I was just about to ask about differences with Tailscale, which is solving a lot of the challenges outlined in the post, but you answered it:

"First off, Netmaker is super fast because it can use kernel WireGuard. There are some other WireGuard-based solutions like Tailscale, but they use userspace WireGuard, which is much, much slower."

Good luck!

I have my iOS client set up with a egress node on Netmaker, it gave me a vanilla WireGuard config and then I passed that to my iOS device.

So single point of failure?

1. For a Linux user, you can already build such a system yourself quite trivially by getting an FTP account, mounting it locally with curlftpfs, and then using SVN or CVS on the mounted filesystem. From Windows or Mac, this FTP account could be accessed through built-in software.

2. It doesn't actually replace a USB drive. Most people I know e-mail files to themselves or host them somewhere online to be able to perform presentations, but they still carry a USB drive in case there are connectivity problems. This does not solve the connectivity issue.

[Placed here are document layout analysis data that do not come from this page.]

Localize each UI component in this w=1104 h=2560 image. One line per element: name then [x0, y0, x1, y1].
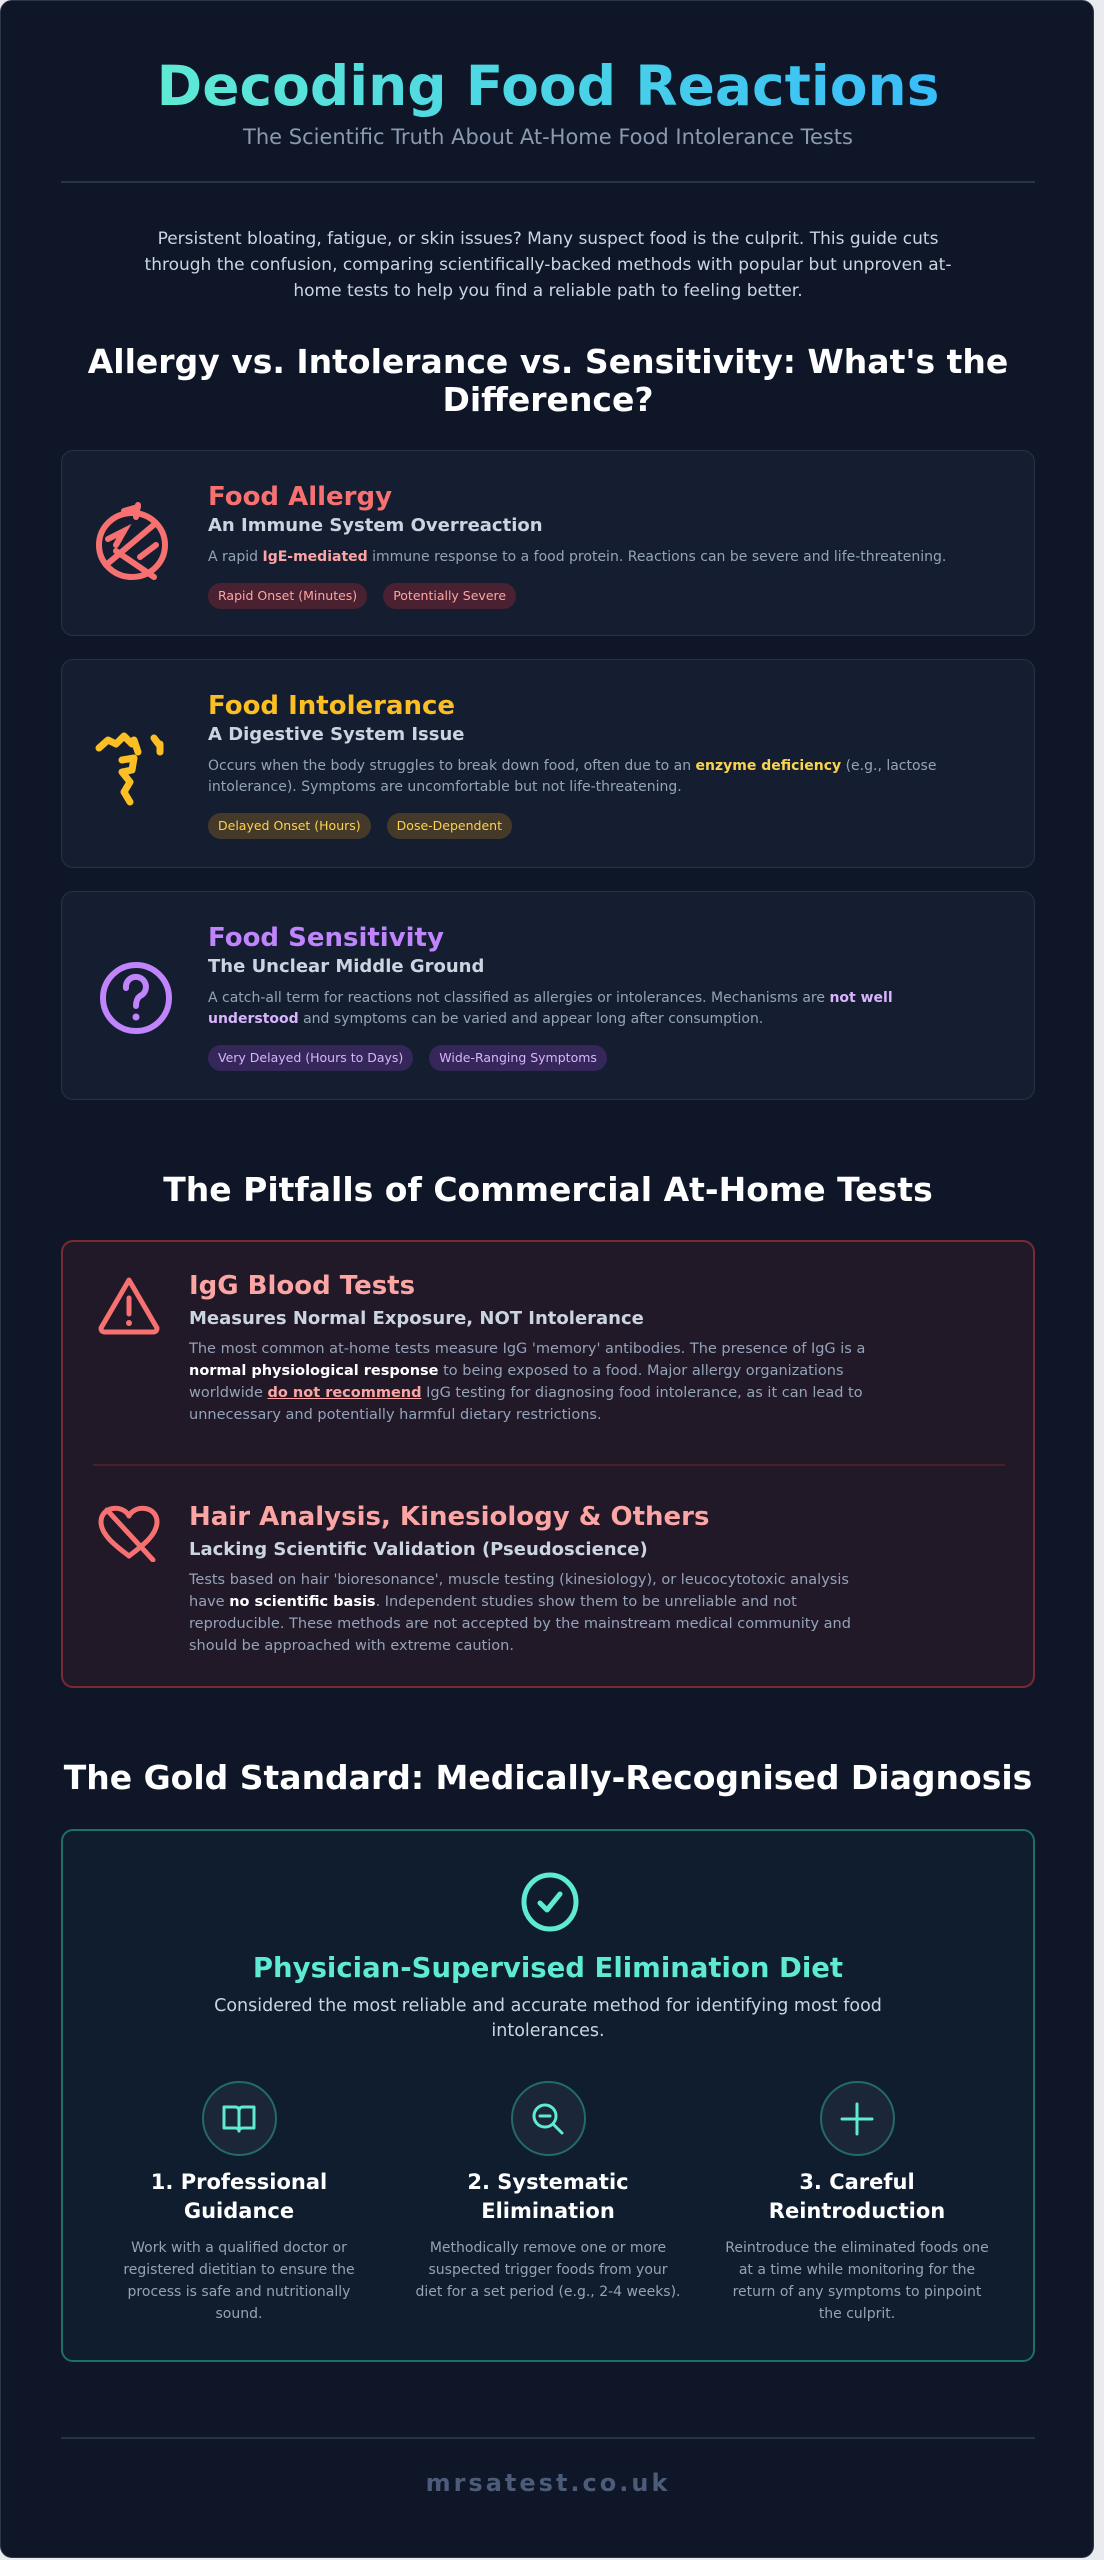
tags: Very Delayed (Hours to Days): [218, 1050, 403, 1065]
intro text: Persistent bloating, fatigue, or skin issues? Many suspect food is the culprit. This guide cuts through the confusion, comparing scientifically-backed methods with popular but unproven at-home tests to help you find a reliable path to feeling better.: [145, 229, 951, 301]
heading: allergy vs intolerance: Allergy vs. Intolerance vs. Sensitivity: What's the: [88, 342, 1008, 381]
item: hair analysis: [188, 1502, 851, 1654]
tags: Delayed Onset (Hours): [218, 818, 361, 833]
icon: check circle: [522, 1872, 578, 1932]
footer: mrsatest.co.uk: [426, 2469, 670, 2497]
step 3: [725, 2081, 989, 2322]
item: hair analysis: Hair Analysis, Kinesiology & Others: [189, 1502, 709, 1532]
panel: food intolerance: [61, 659, 1035, 868]
icon: plus: [820, 2081, 894, 2156]
item: IgG blood tests: IgG Blood Tests: [189, 1271, 415, 1301]
panel: food sensitivity: The Unclear Middle Ground: [208, 956, 484, 977]
step 3: Reintroduction: [769, 2199, 945, 2223]
step 2: [415, 2081, 681, 2300]
panel: food allergy: [61, 450, 1035, 636]
icon: magnifier minus: [510, 2081, 586, 2156]
heading: allergy vs intolerance: Difference?: [442, 380, 654, 419]
title: food intolerance: Food Intolerance: [208, 691, 455, 721]
step 1: Guidance: [184, 2199, 294, 2223]
tags: Wide-Ranging Symptoms: [439, 1050, 597, 1065]
step 1: 1. Professional: [151, 2170, 327, 2194]
item: IgG blood tests: Measures Normal Exposure, NOT Intolerance: [189, 1308, 644, 1329]
icon: broken heart: [98, 1506, 160, 1562]
title: food sensitivity: Food Sensitivity: [208, 923, 444, 953]
step 2: 2. Systematic: [467, 2170, 629, 2194]
tags: [208, 583, 516, 609]
panel: food allergy: An Immune System Overreaction: [208, 515, 543, 536]
icon: allergy: [96, 502, 168, 580]
icon: question: [100, 962, 172, 1034]
tags: Rapid Onset (Minutes): [218, 588, 357, 603]
step 1: Work with a qualified doctor or registered dietitian to ensure the process is safe and nutritionally sound.: [123, 2240, 355, 2322]
heading: pitfalls: The Pitfalls of Commercial At-Home Tests: [163, 1170, 933, 1209]
subtitle: elimination diet: Considered the most reliable and accurate method for identifying most food intolerances.: [214, 1996, 882, 2041]
item: hair analysis: Tests based on hair 'bioresonance', muscle testing (kinesiology), or leucocytotoxic analysis have no scientific basis. Independent studies show them to be unreliable and not reproducible. These methods are not accepted by the mainstream medical community and should be approached with extreme caution.: [189, 1572, 851, 1654]
subtitle: The Scientific Truth About At-Home Food Intolerance Tests: [243, 125, 853, 149]
tags: [208, 813, 512, 839]
tags: [208, 1045, 607, 1071]
step 2: diet for a set period (e.g., 2-4 weeks).: [415, 2284, 681, 2300]
icon: warning: [98, 1278, 160, 1334]
item: IgG blood tests: The most common at-home tests measure IgG 'memory' antibodies. The presence of IgG is a normal physiological response to being exposed to a food. Major allergy organizations worldwide do not recommend IgG testing for diagnosing food intolerance, as it can lead to unnecessary and potentially harmful dietary restrictions.: [189, 1341, 865, 1423]
tags: Dose-Dependent: [397, 818, 502, 833]
item: IgG blood tests: [188, 1271, 865, 1423]
heading: allergy vs intolerance: [88, 342, 1008, 419]
tags: Potentially Severe: [393, 588, 506, 603]
panel: gold standard: [61, 1829, 1035, 2362]
step 3: Reintroduce the eliminated foods one at a time while monitoring for the return of any symptoms to pinpoint the culprit.: [725, 2240, 989, 2322]
panel: food intolerance: A Digestive System Issue: [208, 724, 464, 745]
icon: book: [202, 2081, 276, 2156]
step 1: [123, 2081, 355, 2322]
panel: food sensitivity: A catch-all term for reactions not classified as allergies or intolerances. Mechanisms are not well understood and symptoms can be varied and appear long after consumption.: [208, 990, 893, 1027]
icon: intolerance: [96, 732, 164, 806]
panel: food allergy: A rapid IgE-mediated immune response to a food protein. Reactions can be severe and life-threatening.: [208, 549, 946, 565]
step 2: Elimination: [481, 2199, 615, 2223]
item: hair analysis: Lacking Scientific Validation (Pseudoscience): [189, 1539, 648, 1560]
heading: gold standard: The Gold Standard: Medically-Recognised Diagnosis: [64, 1758, 1032, 1797]
panel: food intolerance: Occurs when the body struggles to break down food, often due to an enzyme deficiency (e.g., lactose intolerance). Symptoms are uncomfortable but not life-threatening.: [208, 758, 936, 795]
panel: food sensitivity: [61, 891, 1035, 1100]
step 2: Methodically remove one or more suspected trigger foods from your: [428, 2240, 668, 2278]
title: elimination diet: Physician-Supervised Elimination Diet: [253, 1952, 843, 1984]
title: Decoding Food Reactions: [157, 54, 939, 118]
panel: pitfalls: [61, 1240, 1035, 1688]
step 3: 3. Careful: [799, 2170, 915, 2194]
title: food allergy: Food Allergy: [208, 482, 392, 512]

3. It does not seem very "viral" or income-generating. I know this is premature at this point, but without charging users for the service, is it reasonable to expect to make money off of this?

/s[1]

In all seriousness, congrats on the launch. It looks like you're solving an interesting problem. Having done at least little work on multi-region platforms I can attest to how painful it is. Hopefully your product will help solve this.

[1]: See https://news.ycombinator.com/item?id=9224 if the above doesn't make sense.

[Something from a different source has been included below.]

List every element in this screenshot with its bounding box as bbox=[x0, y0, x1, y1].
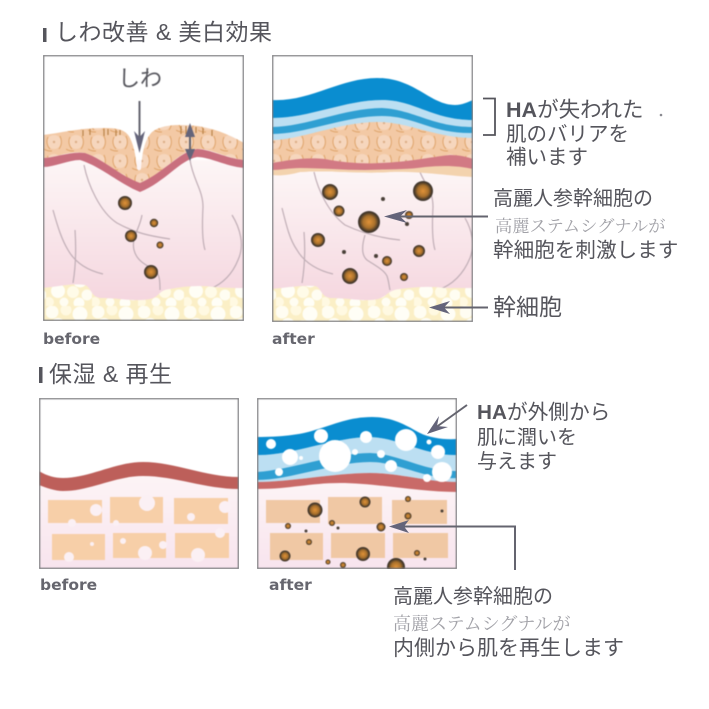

2. USB's aren't a viable long-term strategy. With supply chain issues they are likely to cost $3000/gb this year.

3. This is actually an NFT-based platform. So-called "money" is not a concern for us.

Hopefully the "/s" isn't necessary for this one but I better add it anyway. Thanks for the good words!

Very glad you're going down the NFT route, solves so many problems.

@vertis, if you are looking at multi-region or multi-cloud, you may be interested in how Ozone solved this for private k8s https://ozone.one/blog/ozone-zitifies-private-kubernetes-dep...

disclaimer: i am founder of a company which builds saas on the openziti open source which Ozone used in their solution as well. however, doesn't seem competitive with this solution from vertis - openziti being built for different use cases.

If it was 2004, i would have understood, but this is a problem already solved decade ago

"private slack channel" won't be enough to justify 70 dollar a month

The existing subscription isn't really what we're looking to sell. We started offering it because some users asked us for extra support, so we created it for them, but really the main product will be the enterprise version in a couple months.